Pengharapan yang tinggi menyebabkan rakyat seolah-olah ingin terlibat dalam penghitungan hasil Pemilu, bahkan sampai larut malam.

Selain di TPS, banyak pula yang mengikuti lewat radio dan televisi. "Bisa dimengerti jika mereka geregetan melihat betapa lambannya penghitungan di KPU."

Kalau sudah demikian, rasanya dana jutaan dolar AS untuk jaringan perangkat penghitung menjadi sia-sia. "Kalau caranya seperti itu sih pakai telepon atau faks juga bisa," Tegas mengutip omongan mahasiswi di sebuah waning Internet.

Yang pantas digarisbawahi, dana yang demikian besar diperoleh lewat bantuan luar negeri. "Apa boleh buat," komentar Prof. Dr. dr. Wimpie Pangkahila, ahli andrologi, guru besar Fakultas Kedokteran Universitas Udayana yang juga pengurus Unfrel, salah satu organisasi pemantau Pemilu 1999.

Wimpie mengingatkan, kendati Pemilu 1999 secara umum berlangsung demokratis, kecurangan tetap harus diwaspadai.

Belum lagi kekhawatiran, calon presiden dari partai pemenang belum tentu terpilih karena sistem di MPR tidak otomatis menghasilkan pilihan itu.

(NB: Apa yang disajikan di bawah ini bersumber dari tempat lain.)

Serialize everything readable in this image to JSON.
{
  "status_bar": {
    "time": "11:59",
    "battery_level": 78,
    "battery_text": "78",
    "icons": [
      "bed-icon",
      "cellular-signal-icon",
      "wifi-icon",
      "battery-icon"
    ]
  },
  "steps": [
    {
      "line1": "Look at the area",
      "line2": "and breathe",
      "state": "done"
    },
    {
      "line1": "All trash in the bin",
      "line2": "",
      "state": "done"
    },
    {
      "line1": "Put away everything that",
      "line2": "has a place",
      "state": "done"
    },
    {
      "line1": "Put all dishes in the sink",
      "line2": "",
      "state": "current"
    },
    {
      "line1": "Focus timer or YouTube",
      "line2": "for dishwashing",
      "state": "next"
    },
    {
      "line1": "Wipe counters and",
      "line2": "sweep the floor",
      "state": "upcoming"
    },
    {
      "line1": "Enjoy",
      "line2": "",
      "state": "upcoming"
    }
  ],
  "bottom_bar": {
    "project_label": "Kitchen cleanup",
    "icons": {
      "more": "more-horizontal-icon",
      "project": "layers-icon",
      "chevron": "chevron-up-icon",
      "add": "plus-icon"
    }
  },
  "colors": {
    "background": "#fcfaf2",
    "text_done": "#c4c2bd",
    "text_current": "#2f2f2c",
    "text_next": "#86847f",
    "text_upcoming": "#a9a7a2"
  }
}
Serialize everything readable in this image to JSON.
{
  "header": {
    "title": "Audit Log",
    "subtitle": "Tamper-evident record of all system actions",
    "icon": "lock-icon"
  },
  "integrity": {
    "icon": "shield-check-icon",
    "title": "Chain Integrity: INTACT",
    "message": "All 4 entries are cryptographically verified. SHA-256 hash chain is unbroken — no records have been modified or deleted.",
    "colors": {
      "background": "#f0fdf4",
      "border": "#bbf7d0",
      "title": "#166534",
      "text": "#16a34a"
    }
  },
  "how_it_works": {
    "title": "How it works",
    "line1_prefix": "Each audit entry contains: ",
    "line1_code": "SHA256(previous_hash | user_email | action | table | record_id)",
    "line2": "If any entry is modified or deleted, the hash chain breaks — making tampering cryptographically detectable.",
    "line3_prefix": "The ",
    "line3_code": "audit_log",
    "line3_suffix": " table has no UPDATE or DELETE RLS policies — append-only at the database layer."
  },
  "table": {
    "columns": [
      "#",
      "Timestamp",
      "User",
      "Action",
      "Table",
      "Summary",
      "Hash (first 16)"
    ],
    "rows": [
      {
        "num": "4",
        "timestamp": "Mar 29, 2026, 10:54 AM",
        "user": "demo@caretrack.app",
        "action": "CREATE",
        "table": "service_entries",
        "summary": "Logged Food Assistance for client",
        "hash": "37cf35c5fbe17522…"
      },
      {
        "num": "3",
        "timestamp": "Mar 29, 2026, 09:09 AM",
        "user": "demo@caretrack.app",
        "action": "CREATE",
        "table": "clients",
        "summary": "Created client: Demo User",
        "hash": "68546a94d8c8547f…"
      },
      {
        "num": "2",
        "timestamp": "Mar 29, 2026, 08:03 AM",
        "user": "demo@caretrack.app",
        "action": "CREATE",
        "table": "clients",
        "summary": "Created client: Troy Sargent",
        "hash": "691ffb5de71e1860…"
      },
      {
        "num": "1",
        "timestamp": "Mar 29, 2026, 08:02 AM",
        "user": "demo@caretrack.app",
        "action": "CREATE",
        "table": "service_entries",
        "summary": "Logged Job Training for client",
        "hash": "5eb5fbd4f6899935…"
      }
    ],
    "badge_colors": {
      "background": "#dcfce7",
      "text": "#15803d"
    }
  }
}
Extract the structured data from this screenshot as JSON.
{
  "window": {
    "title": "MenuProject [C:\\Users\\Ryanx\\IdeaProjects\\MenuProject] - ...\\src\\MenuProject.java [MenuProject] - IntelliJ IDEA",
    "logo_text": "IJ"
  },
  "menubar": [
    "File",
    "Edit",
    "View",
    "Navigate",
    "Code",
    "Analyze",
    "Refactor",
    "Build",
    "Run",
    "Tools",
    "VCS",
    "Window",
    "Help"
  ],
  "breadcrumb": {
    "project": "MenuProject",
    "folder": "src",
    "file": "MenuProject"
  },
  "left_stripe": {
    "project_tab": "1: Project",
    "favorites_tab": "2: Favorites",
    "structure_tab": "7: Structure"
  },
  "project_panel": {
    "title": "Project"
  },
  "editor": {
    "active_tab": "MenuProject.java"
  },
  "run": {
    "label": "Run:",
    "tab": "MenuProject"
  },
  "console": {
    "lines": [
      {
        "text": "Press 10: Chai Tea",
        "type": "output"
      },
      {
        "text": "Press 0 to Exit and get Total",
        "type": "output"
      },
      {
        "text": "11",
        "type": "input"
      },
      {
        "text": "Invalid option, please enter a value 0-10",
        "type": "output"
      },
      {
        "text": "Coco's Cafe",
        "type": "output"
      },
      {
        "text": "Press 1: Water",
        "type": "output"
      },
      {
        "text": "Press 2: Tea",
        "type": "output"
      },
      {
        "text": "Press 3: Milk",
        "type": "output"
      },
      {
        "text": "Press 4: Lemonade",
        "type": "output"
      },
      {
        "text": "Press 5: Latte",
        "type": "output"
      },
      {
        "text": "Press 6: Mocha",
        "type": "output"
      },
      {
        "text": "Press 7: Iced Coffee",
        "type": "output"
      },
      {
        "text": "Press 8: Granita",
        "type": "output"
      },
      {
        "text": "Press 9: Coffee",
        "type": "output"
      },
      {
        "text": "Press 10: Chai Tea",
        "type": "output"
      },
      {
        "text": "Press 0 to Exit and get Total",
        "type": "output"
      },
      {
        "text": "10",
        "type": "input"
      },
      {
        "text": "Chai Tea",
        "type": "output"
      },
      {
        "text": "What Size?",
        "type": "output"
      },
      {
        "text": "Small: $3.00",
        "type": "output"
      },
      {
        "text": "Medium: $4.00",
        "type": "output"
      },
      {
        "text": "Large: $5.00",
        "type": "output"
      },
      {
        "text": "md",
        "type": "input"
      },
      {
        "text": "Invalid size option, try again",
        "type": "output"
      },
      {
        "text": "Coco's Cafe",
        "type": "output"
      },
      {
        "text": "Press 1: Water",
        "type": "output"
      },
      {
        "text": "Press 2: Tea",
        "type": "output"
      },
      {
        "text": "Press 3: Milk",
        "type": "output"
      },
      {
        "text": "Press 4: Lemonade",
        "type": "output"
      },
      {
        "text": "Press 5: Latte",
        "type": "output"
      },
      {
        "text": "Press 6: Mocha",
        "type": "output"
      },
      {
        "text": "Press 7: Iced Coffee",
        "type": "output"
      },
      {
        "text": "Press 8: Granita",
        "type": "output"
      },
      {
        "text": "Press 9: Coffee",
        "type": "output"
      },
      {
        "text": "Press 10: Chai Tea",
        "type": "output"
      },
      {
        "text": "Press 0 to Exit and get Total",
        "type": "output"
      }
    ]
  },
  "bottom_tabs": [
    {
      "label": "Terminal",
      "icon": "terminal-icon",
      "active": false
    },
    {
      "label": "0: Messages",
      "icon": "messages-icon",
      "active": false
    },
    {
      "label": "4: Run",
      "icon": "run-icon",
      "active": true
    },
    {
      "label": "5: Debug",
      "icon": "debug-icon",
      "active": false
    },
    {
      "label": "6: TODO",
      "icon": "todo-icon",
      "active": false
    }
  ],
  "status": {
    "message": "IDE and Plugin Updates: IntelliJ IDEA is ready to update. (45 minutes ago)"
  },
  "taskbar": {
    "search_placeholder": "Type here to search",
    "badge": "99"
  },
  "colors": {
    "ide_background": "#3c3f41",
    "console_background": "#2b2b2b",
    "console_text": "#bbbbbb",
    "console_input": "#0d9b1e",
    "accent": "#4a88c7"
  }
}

"Kekonyolan ini sangat mungkin terjadi."

Tinta dirubung semut

Mengikuti perhitungan suara setelah Pemilu, bagi Wakil Direktur Penunjang Medik dan Pendidikan RSUP Persahabatan Jakarta, dr. Tjandra Yoga Aditama. D.S.P.. DT. & MH., banyak hal penting ditemukan.

"Orang kita yang biasanya sulit antre, kali itu manis-manis. Tak ada yang menyerobot, semua sesuai aturan, tertib, dan tenang," komentarnya.

Ketika dilakukan penghitungan, lagi-lagi ada kesamaan di beberapa TPS yang didatangi Tjandra sambil bersepeda bersama anaknya.

"Tepuk tangan maupun cemoohan terjadi secara merata. Baik di kawasan kumuh dan padat maupun Pondok Indah yang rumah dan mobilnya bagus-bagus," katanya.

"Prosesnya sangat jujur," tambah Tjandra. "Soal tinta, bolehlah, tapi perlu dicek, karena ada tinta yang bikin jari orang kesemutan."

Pesta kok bikin mati

Di Semarang, pengusaha, seniman, humorolog, kelimurolog, dan aktivis sosial Jaya Suprana mencoblos dengan hati terharu dan bangga. Ia bangga melihat partisipasi warga negara, sehingga Pemilu 1999 tidak berakhir secara memilukan hati.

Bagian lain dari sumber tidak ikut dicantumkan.